Industry groups also warned that it could set international trade on the wrong path. Dieter Kempf, the president of the German industrial trade group BDI, told Reuters that such a tax would be a step in the wrong direction for the US's relationships with the rest of the world.
"If the USA raises customs barriers, it could lead to a dangerous spiral," Kempf said. "Instead of thinking about penalties and new trade barriers, we should further extend transatlantic trade and investment relations."
Germany was the fifth-largest trading partner with the US in 2017 and was the destination of $53.5 billion worth of exports.

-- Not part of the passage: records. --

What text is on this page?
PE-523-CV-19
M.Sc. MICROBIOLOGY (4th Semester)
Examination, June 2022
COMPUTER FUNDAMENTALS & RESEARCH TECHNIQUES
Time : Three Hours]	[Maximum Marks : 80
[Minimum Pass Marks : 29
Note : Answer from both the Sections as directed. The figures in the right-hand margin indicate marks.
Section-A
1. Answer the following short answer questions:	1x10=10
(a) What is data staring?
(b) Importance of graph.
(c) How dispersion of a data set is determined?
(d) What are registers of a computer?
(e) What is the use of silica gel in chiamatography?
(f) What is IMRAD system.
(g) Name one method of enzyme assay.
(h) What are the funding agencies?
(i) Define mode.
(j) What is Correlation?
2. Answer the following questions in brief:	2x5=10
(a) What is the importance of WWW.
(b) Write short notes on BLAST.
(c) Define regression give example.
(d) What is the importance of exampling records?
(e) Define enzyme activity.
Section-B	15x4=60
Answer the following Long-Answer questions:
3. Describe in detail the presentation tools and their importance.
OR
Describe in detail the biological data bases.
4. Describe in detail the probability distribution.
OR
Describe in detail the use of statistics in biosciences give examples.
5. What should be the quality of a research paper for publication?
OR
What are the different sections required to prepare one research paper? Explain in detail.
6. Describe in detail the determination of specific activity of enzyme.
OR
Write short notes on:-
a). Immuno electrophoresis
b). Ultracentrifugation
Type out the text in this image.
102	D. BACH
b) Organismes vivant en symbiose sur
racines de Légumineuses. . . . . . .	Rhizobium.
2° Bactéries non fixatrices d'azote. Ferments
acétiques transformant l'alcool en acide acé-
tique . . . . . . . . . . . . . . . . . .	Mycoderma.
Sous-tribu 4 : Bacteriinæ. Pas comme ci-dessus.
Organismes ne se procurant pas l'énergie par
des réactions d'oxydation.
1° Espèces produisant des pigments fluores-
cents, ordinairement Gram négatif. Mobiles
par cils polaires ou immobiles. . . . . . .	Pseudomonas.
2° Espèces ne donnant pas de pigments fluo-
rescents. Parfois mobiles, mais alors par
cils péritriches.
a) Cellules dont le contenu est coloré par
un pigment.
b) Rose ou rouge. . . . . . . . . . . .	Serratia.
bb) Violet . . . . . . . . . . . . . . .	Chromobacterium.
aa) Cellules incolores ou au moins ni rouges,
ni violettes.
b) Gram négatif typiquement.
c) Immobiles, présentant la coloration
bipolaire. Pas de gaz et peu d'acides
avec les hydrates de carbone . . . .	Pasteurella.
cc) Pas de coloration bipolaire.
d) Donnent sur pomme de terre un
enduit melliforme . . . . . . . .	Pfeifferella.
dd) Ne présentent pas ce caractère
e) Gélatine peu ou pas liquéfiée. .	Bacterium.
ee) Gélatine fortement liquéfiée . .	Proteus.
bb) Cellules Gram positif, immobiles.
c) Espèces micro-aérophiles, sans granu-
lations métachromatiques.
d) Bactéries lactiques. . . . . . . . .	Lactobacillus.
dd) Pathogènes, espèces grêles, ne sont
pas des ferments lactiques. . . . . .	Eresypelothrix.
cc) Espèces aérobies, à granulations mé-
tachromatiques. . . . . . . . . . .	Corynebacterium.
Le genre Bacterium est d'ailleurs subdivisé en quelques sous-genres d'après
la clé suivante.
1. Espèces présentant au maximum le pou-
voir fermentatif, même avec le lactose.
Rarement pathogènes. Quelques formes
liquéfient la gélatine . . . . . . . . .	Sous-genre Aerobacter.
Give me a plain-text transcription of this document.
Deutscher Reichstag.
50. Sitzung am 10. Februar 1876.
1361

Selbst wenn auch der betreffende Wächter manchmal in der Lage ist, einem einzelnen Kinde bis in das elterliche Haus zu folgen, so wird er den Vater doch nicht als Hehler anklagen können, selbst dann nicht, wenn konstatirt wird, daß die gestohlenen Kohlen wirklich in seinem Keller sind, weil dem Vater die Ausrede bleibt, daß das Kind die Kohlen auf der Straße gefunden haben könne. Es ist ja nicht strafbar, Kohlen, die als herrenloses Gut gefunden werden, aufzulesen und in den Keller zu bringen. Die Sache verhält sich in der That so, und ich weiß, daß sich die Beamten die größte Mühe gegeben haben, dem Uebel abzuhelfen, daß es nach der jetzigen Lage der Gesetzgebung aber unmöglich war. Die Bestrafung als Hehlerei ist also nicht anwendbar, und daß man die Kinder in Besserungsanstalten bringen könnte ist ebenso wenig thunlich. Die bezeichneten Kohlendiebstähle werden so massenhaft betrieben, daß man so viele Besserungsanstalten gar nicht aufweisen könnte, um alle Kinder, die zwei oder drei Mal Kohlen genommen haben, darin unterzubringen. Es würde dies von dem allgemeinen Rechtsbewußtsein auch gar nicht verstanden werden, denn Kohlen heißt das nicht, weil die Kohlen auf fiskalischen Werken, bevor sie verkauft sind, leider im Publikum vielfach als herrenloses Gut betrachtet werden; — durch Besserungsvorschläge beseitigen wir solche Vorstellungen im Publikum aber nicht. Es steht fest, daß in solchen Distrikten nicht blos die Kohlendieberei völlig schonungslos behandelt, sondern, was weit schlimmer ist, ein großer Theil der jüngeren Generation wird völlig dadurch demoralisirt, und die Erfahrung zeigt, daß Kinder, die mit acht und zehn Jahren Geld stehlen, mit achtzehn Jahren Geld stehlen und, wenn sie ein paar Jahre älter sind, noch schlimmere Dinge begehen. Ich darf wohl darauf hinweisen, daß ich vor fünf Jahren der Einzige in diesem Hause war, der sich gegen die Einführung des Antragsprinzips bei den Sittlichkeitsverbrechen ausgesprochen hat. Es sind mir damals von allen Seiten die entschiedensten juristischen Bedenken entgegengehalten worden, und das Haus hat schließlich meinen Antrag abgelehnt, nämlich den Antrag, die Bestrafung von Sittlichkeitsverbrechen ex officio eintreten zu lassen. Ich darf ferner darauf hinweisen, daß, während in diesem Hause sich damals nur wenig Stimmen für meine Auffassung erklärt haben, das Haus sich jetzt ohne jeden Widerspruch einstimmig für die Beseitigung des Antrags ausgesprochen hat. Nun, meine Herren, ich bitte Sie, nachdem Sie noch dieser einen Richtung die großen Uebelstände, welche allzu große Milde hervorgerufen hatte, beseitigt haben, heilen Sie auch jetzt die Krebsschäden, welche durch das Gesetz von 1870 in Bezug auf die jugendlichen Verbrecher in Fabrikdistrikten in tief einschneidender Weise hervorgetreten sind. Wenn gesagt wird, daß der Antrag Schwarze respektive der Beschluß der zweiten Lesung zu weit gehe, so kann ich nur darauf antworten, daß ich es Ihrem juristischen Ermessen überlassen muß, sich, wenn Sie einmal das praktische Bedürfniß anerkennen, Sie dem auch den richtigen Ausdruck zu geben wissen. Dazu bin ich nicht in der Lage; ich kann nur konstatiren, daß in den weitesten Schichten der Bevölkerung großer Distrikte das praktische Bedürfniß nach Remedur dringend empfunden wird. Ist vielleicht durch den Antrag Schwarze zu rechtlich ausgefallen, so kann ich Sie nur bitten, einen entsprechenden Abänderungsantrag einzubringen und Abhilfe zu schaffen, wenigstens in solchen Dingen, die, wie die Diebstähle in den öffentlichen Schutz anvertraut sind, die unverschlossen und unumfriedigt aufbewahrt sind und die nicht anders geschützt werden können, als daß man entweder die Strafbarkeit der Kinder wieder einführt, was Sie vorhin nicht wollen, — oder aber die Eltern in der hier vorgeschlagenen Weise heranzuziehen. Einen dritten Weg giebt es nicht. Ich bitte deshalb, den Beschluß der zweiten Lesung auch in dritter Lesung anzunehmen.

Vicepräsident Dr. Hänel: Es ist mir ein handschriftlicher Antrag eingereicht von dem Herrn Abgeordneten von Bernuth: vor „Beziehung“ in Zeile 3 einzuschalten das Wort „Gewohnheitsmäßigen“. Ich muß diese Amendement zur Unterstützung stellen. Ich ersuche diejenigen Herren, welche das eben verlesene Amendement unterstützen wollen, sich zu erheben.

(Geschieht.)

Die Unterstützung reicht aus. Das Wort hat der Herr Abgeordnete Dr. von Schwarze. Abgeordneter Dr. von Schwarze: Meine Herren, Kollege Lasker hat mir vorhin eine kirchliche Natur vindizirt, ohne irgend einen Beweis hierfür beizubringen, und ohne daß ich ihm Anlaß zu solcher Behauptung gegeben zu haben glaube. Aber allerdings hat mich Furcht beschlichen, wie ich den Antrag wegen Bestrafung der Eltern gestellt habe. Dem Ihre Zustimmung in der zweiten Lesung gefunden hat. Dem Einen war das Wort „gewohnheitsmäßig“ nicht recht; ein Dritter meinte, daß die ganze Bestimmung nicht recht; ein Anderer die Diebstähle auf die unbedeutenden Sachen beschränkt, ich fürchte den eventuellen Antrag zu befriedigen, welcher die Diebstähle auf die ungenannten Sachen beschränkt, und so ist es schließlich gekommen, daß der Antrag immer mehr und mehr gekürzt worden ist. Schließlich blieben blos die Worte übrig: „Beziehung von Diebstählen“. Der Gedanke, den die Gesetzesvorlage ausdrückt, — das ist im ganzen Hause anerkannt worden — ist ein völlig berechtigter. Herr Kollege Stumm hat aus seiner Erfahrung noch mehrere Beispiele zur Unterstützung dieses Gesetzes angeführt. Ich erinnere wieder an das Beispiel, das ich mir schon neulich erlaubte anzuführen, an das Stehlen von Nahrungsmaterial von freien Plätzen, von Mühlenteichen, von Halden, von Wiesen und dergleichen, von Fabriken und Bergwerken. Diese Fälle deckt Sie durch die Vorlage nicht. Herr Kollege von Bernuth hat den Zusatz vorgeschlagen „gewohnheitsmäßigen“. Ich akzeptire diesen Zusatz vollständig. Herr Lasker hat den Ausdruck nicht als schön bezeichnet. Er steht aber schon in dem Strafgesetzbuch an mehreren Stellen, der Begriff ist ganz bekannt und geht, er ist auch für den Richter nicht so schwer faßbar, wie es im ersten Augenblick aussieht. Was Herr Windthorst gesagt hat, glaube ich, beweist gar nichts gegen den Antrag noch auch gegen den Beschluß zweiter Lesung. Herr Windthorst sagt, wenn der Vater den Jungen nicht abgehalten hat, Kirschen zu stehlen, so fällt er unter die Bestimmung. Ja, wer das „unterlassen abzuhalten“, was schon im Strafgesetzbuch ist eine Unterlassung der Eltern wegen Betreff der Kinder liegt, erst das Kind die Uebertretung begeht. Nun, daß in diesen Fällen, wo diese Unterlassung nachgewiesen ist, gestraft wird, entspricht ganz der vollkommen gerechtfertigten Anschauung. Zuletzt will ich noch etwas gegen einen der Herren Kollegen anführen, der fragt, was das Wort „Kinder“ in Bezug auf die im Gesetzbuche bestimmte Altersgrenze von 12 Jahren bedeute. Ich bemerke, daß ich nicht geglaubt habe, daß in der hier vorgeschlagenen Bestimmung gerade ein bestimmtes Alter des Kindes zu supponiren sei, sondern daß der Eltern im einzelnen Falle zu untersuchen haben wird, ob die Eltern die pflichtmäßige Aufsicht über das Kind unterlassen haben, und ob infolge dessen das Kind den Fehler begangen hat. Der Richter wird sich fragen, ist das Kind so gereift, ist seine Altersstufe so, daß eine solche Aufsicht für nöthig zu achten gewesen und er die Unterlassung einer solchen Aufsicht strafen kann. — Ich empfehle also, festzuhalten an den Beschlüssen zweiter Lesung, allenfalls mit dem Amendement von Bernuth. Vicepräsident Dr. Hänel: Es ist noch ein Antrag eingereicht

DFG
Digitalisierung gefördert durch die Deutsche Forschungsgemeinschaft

Trump is entering a consequential period that will most likely define the administration's trade policy going forward.
The Department of Commerce announced new tariffs on solar-energy products and washing machines in January. Reviews of steel and aluminum imports are ongoing with an April 11 deadline. The administration is also renegotiating the North American Free Trade Agreement.
Trump on Tuesday met with a bipartisan group of lawmakers to talk about trade and a coming review of steel and aluminum imports.
"You see what's happening with our steel and aluminum industries, they're being decimated by dumping from many countries — in particular one — but many countries," Trump said during the meeting. "They're dumping and destroying our industries and destroying the families of workers, and we can't let that happen."
One of the options being considered as part of the review, the president said, was a tariff.
"Part of the options would be tariffs coming in, as they dump steel they pay tariffs, substantial tariffs, which means the US would actually make a lot of money," Trump said. "And, probably our steel industry and our aluminum industry would come back into our country — right now it's decimated."
Chris Krueger, an analyst at Cowen Washington Research Group, said that while this may stoke fears among economists, Trump most likely views it as a necessary escalation.
"In theory, Trump's reciprocal tax would reset the US tariff on all foreign imports to the tariff from the similar U.S. export," Krueger said in a note to clients. "While some might see this as the opening of a global trade war to end all global trade wars, some in the White House (likely including the Commander in Chief) believe that the U.S. is already in a global trade war...and losing bigly."
Krueger said a broad-based tax on all imports would not be possible without congressional action, but the administration has numerous options to increase tariffs on a slew of products that could be enough to kick off a trade battle.